Taufbuch, n.

auch dim.
I Verzeichnis einer Kirchengemeinde, in das die vorgenommenen Taufen (I) eingetragen werden; als Teil des allg. Kirchenbuchs oder spezielles Kirchenbuch (I) für Taufen; dient ua. als amtl. anerkanntes Beweismittel für Geburtsdaten, Herkunfts- und Verwandtschaftsverhältnisse
  • dem lenherrn wiset man den buche der kirchen und das daufbuch, den zu buwen und inn buwe zu halten
    15. Jh. Sobernheim/Koeniger,SendQ. 159
  • [soll befolhen sein,] das ... taufregister oder -bücher alle zeit bei den pfarrkirchen verwart werden
    1533 Nürnberg/Sehling,EvKO. XI 281 Faksimile
  • der pfarrherr soll bestellen daz tauffbuch
    16. Jh. PfälzW. II 513
  • der ein erb sein will, soll auf widersprechen sein sippschaft beweisen, ... welches dan entweder mit lebendigen zeugen oder brieflichen urkhunden, alß lehenbrief grundbüecher urbari taufbücher betzetl testamenten heirathbriefen verträgen und dergleichen gefertigten urkhunden ... beschehen khan
    1654 NÖLO. IV 13 § 1
  • wann sich der angegebene vatter hierzu [Vaterschaft eines unehelichen Kindes] bekennet, so ist es [tauff-buch] alsdann schon richtig, laugnet er es aber, so kan ... bemeltes tauff-buch nichts beweisen
    1670 Abele,Unordn. I 67 Faksimile
  • wann ein zweiffel des alters halber vorfiele, [ist] durch die tauff-, kirch- oder grund-buͤcher ... die verlaͤßlichkeit zu erheben
    1707 SudetenHGO. Art. 6 § 1 Faksimile
  • daß die pfarrer ihre ... confirmations-verzeichnissen, tauff- ehe- todten- rescripten- und notabilien-buͤcher puͤnktlich und ordentlich fuͤhren
    1739 Hartmann,WürtGes.
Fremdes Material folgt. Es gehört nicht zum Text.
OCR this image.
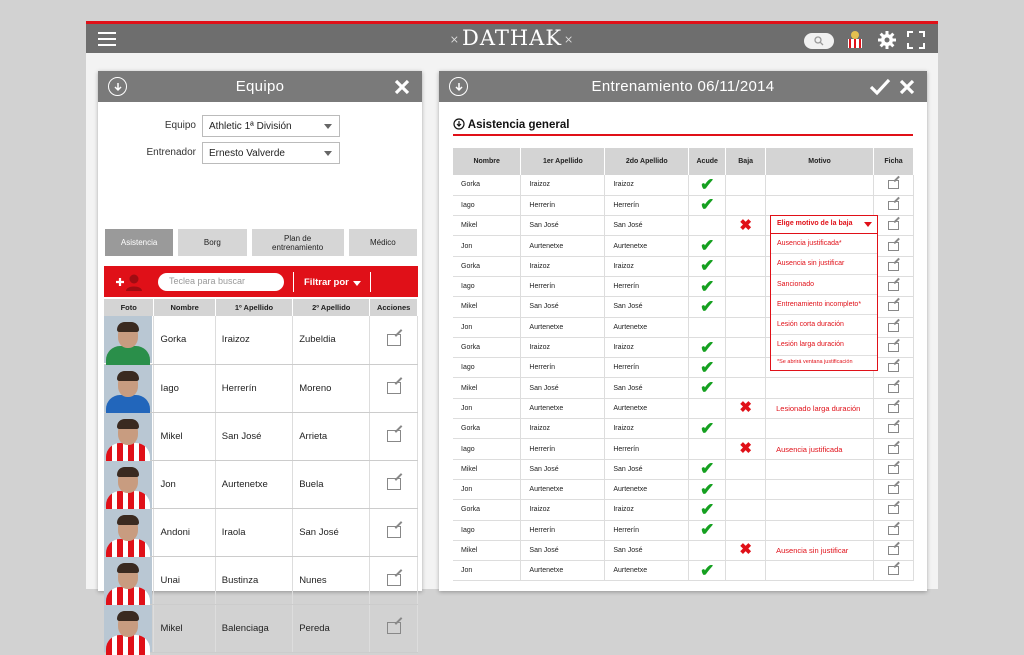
×DATHAK ×
Equipo
Equipo	Athletic 1ª División
Entrenador	Ernesto Valverde
Asistencia	Borg	Plan de entrenamiento	Médico
Teclea para buscar	Filtrar por
Foto	Nombre	1º Apellido	2º Apellido	Acciones

	Gorka	Iraizoz	Zubeldia	

	Iago	Herrerín	Moreno	

	Mikel	San José	Arrieta	

	Jon	Aurtenetxe	Buela	

	Andoni	Iraola	San José	

	Unai	Bustinza	Nunes	

	Mikel	Balenciaga	Pereda	
Entrenamiento 06/11/2014
Asistencia general
Nombre	1er Apellido	2do Apellido	Acude	Baja	Motivo	Ficha
Gorka	Iraizoz	Iraizoz	✔			

Iago	Herrerín	Herrerín	✔			

Mikel	San José	San José		✖		

Jon	Aurtenetxe	Aurtenetxe	✔			

Gorka	Iraizoz	Iraizoz	✔			

Iago	Herrerín	Herrerín	✔			

Mikel	San José	San José	✔			

Jon	Aurtenetxe	Aurtenetxe				

Gorka	Iraizoz	Iraizoz	✔			

Iago	Herrerín	Herrerín	✔			

Mikel	San José	San José	✔			

Jon	Aurtenetxe	Aurtenetxe		✖	Lesionado larga duración	

Gorka	Iraizoz	Iraizoz	✔			

Iago	Herrerín	Herrerín		✖	Ausencia justificada	

Mikel	San José	San José	✔			

Jon	Aurtenetxe	Aurtenetxe	✔			

Gorka	Iraizoz	Iraizoz	✔			

Iago	Herrerín	Herrerín	✔			

Mikel	San José	San José		✖	Ausencia sin justificar	

Jon	Aurtenetxe	Aurtenetxe	✔			
Elige motivo de la baja
Ausencia justificada*
Ausencia sin justificar
Sancionado
Entrenamiento incompleto*
Lesión corta duración
Lesión larga duración
*Se abrirá ventana justificación
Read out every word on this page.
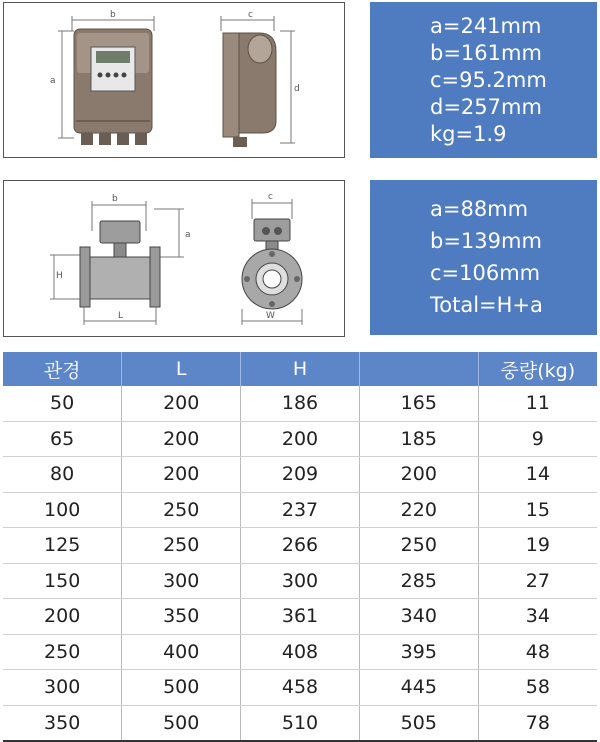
b
a
c
d
a=241mm
b=161mm
c=95.2mm
d=257mm
kg=1.9
b
a
H
L
c
W
a=88mm
b=139mm
c=106mm
Total=H+a
관경	L	H		중량(kg)
50	200	186	165	11
65	200	200	185	9
80	200	209	200	14
100	250	237	220	15
125	250	266	250	19
150	300	300	285	27
200	350	361	340	34
250	400	408	395	48
300	500	458	445	58
350	500	510	505	78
III 224
  • die prediger sollen denen kirchspielskindern keine paͤsse und geburtsbriefe aus ihren tauffbuͤchern ertheilen
    1769 PreußKirchReg. 12
  • daß ... bei der taufe unehelicher kinder niemal der namen des vaters in dem taufbuche eingeschrieben werden solle, es waͤre denn ... [der vater] haͤtte die einschreibung seines bekentnisses selbst verlangt
    1787 HdbchÖstGes. XIII 639 Faksimile
  • blos geistlichen haͤnden zu uͤberlassende urkunden als taufbuͤcher, pfarrmatrikeln
    1790 LexÖstVerordn. 231 Faksimile
  • [Notiz:] dises tauffbuch ist angefangen worden, alß hertzog Christoph die taufbücher anno 1558 das erstemahl im land einführte ..., da sonst im papstum sie nicht üblich gewesen
    18. Jh. BlWürtKG. 37 (1933) 45
  • das taufbuch: ... in den pfarren und bey den kirchen, dasjenige buch, in welches die getauften von dem kirchendiener eingetragen werden; das kirchenbuch
    1801 Adelung² IV 543 Faksimile
  • wir koͤnnen ... den separatisten die selbsttaufe ihrer kinder ... nicht gestatten ... sollte sich einer dieß ungebuͤhrlich herausgenommen haben, so soll zwar das kind nicht wieder getauft, jedoch in der kirche vorgetragen und in das taufbuch eingezeichnet werden
    1805 SammlBadStBl. II 390
  • die auf angeben der mutter erfolgte einschreibung des vaͤterlichen nahmens in das tauf- oder geburtsbuch macht nur dann einen vollstaͤndigen beweis, wenn die einschreibung nach der gesetzlichen vorschrift mit einwilligung des vaters geschehen, und diese einwilligung durch das zeugniß des seelsorgers und des pathen mit dem beysatze, daß er ihnen von person bekannt sey, bestaͤtiget worden ist
    1811 ÖstABGB. § 164 Faksimile
II liturgischer Text zur Taufe (I); insb. in Bezug auf Luthers Deutsches Taufbüchlein als Anweisung für die formgerechte Durchführung einer Taufe
  • [Titel:] das tauff büchlin verdeütscht durch Mart. Luther
    1523 LutherGesAusg. I 12 S. 41
  • wen averst dat kindt nicht gedofft iss edder so men nicht eegendtlich weth, effte idt gedofft si edder nicht, alse dat woll kamen kan, denn de twieffelhafftige döpe hefft in der christlicken versamlinge neuen platz, so schall de prester dat kindt döpen na uthwisinge des döpe-bokes, dat doctor Martinus Lutherus gemaket hefft, lehredt und underrichtet
    1526 Lauenburg/Sehling,EvKO. V 470 Faksimile
  • mit der tauffe sols gehalden werden, wy das teutzsche taufbuchle mit sich bringt und auß weist
    1528 Goslar/Sehling,EvKO. VII 2, 2 S. 237
  • van der hastigen not döpe: so ein kind in der not im huse gedofft is, schölen idt die frouwen, so dar bi gewest, unde gedöfft hebben, in die kercke bringen, dar schall ... de priester ... solcke döpe so gescheen, annehmen unde bestedigen, unde de gevaddern schölen dar sin alse tügen, dat dat kind gedöfft si, unde schöle denn de prester bi dem kinde, midden in der kerken eder vor dem altar lesen dat hilige evangelion, wo in deme döpebökeschen steit, und spreken, den geloven beden, dat vader unse besluten mit deme gebede, de almechtige gott etc.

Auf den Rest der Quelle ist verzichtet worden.